Taken from an interview with Jane Hirshfield:
For me, words were not about pleasing or entertaining others but about creating a place of refuge, where I could find something out about what it means to have and be a self. Scholars say that introspection only became truly possible with the development of writing. Writing allows the self to be set down and looked into, questioned, changed. On those unseen late night pages, I could experiment, I could fail, it didn't matter. There is an immense freedom to writing for oneself alone. This is something I still feel. I wrote most often in the middle of the night, after everybody else was asleep.

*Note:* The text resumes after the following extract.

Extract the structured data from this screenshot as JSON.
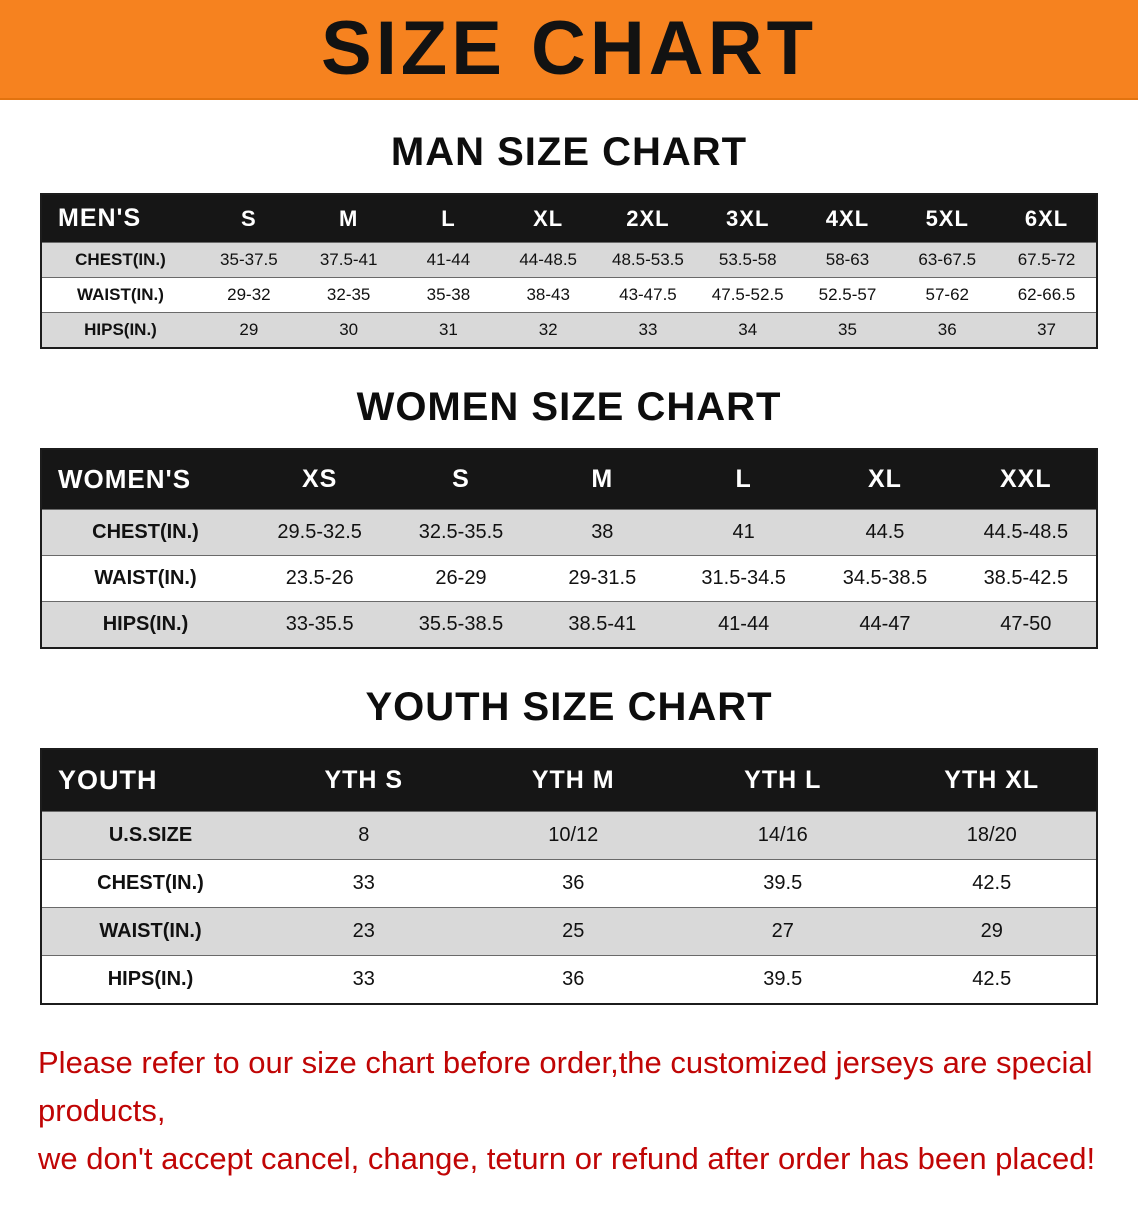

It was a way to investigate and craft a self, a soul, undisturbed, unjudged.
The desire for Zen practice must have come from the same rootstock. It's not so much that poetry and zen influenced each other in my life. They were both ways to try to do the same thing, to know the world and my own experience, to feel and think more deeply, with greater saturation. You develop a craft and a practice in order to make a vessel of yourself that can take you where you want you want to go.
4 comments:
i like how she expressed her thoughts. times i feel that i might be able to grip something and maybe can discover about myself through writting. true as it said, "There is an immense freedom to writing for oneself alone." i can be what i want to be, where i wish i would be. ; ) quietletters
quietletters I feel the same way too. Most of all is that extraordinary sense of discovery in writing. I would read what I wrote in an inspired fury - and then find myself pleasantly surprised. "I wrote this?" I would wonder.
What a wonderful quote. That process of self-discovery is one of the things that keeps us writing. I never know exactly what I think, until I write it.
Yogamum I usually don't end up where I begin. I wonder if for me, whether writing is a matter of self-discovery or getting lost.
But getting lost can be an adventure -- and a sort of discovery -- in itself.